As games have ascended to a mainstream form of entertainment, things are changing. First, we currently witness a raising in the standard to which game makers are held. The disintegration of Activision Blizzard’s moral standing echoes what we’ve known for years about EA and Ubisoft. The increased visibility that these multinationals enjoy means they are no longer able to hide on the fringes. If you’re etching ‘Every voice counts’ into your building, it had better be true.
Second, the mounting competition over talent coming from Big Tech firms, crypto companies, and even non-endemic organizations (e.g., fashion, music, brands) looking to leverage interactive entertainment increases the intensity of competition around labor. Already the abundance of venture capital has seduced a lot of middle-management at major firms to strike it out on their own. Despite the success in gaming, other adjacent industries are eager to poach workers, especially those with technical skillsets. One reason, for instance, that the commercial game business isn’t larger in a media town like New York is because it competes directly with Wall Street over programmers and engineers. Many recent graduates prefer the six-figure salary that may help pay off their student loans over pursuing some whimsical creative vision and eating ramen for months.
For years the games industry was able to lean back on the notion that working there was fun and exciting when it wasn’t. And big firms have been able to get away with it. However, in the absence of regulation or any real repercussions, its newfound success may finally put publishers, platforms, and developers under some much-needed scrutiny. Let’s see what happens when a ‘dream job’ becomes just a job. (h/t Rob V.)
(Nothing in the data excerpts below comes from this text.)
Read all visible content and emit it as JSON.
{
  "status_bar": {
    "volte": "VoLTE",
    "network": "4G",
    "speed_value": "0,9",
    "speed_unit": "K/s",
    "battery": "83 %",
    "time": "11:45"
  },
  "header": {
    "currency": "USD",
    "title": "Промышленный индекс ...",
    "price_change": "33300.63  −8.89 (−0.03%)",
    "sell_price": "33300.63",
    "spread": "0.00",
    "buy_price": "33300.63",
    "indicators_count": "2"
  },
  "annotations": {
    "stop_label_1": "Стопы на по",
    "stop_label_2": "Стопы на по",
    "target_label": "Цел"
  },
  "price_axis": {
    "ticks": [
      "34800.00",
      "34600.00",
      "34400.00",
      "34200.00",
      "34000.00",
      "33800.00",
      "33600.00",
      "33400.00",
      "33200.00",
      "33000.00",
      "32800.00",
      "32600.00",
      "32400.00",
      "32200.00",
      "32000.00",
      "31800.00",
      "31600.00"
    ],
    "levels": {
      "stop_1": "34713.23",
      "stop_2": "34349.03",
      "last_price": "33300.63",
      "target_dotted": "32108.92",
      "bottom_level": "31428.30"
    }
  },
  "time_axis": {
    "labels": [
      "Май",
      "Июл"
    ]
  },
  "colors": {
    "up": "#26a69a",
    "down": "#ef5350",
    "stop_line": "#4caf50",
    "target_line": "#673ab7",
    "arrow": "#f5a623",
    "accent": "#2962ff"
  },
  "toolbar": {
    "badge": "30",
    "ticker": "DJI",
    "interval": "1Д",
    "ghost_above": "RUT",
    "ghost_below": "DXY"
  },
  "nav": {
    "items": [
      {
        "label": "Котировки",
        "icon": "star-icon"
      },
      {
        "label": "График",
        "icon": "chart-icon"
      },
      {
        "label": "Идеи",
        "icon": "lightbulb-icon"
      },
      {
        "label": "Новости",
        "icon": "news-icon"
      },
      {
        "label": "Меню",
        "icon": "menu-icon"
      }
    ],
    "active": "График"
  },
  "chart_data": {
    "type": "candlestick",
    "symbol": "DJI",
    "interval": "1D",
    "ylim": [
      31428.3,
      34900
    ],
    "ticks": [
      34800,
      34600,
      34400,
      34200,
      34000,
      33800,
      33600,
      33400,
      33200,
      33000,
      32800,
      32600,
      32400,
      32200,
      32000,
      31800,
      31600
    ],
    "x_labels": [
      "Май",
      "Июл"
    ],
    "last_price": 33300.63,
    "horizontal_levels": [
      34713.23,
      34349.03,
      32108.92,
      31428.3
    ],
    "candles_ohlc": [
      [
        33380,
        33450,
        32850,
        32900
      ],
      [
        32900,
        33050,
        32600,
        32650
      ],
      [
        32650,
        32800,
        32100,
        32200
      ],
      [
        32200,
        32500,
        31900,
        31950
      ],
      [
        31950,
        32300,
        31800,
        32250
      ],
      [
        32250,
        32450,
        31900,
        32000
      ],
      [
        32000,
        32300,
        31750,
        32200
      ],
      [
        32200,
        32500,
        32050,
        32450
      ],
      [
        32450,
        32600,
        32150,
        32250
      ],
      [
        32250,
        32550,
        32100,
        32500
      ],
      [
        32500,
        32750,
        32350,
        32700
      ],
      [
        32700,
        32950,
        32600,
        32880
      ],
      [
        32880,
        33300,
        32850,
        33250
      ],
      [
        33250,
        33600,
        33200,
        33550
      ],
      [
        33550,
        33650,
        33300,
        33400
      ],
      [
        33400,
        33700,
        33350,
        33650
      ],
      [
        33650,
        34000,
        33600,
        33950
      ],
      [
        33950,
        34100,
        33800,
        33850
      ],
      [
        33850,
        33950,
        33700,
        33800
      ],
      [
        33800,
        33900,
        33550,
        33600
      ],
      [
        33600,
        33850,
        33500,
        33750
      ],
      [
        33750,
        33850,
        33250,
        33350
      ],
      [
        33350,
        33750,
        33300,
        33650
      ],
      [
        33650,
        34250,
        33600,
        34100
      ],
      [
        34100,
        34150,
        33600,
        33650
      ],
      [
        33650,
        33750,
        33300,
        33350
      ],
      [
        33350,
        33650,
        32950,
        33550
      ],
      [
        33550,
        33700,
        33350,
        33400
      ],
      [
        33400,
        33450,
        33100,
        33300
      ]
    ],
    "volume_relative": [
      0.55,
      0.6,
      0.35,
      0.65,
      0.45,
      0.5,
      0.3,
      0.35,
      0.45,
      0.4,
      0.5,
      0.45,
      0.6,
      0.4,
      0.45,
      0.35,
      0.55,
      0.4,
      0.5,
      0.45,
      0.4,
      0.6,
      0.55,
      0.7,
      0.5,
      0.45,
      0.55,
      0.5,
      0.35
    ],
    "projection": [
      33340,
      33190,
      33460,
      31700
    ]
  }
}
Sony buys Haven Studios before it releases anything
Speaking of talent, barely a year after leaving Google Stadia and promptly announcing her new studio, Jade Raymond just sold her studio to Sony. Granted, the Japanese consumer electronic manufacturer had already provided her with funding and they must have seen something they liked, especially with regards to its ambition to build “a live service multiplayer experience.” Following the Bungie acquisition in January, Sony is shopping to future-proof itself. Even so, we’re clearly in a seller’s market.
RIGHT QUICK TIDBITS
GameFam, which develops games in the Roblox ecosystem, raised $25 million to fuel its growth of “Gen Z digital creators.”
Krafton, the studio behind the popular video game PUBG, is planning the launch of Solana NFTs.
The hiring of a CFO implies that Discord is moving toward an IPO, says WSJ.
Roblox reported higher KPIs with 55.1 million DAUs, up +28% y/y, but bookings were estimated at $203 - $206 million, down -2% to -4% y/y. The estimated average bookings per DAU was $3.71.
Razer reported $1.6 billion in revenue for FY21, up +33% y/y, which it largely attributed to the pandemic. To continue its growth it is moving into gamer furniture. Wut.
PLAY/PASS
Play. Plague Tale, a horror adventure game that was one of my pandemic favorites, is getting a television adaptation in France. Comment dit-on, hell yes.
Pass. The leaked Yuga Labs pitch deck is far too chatty.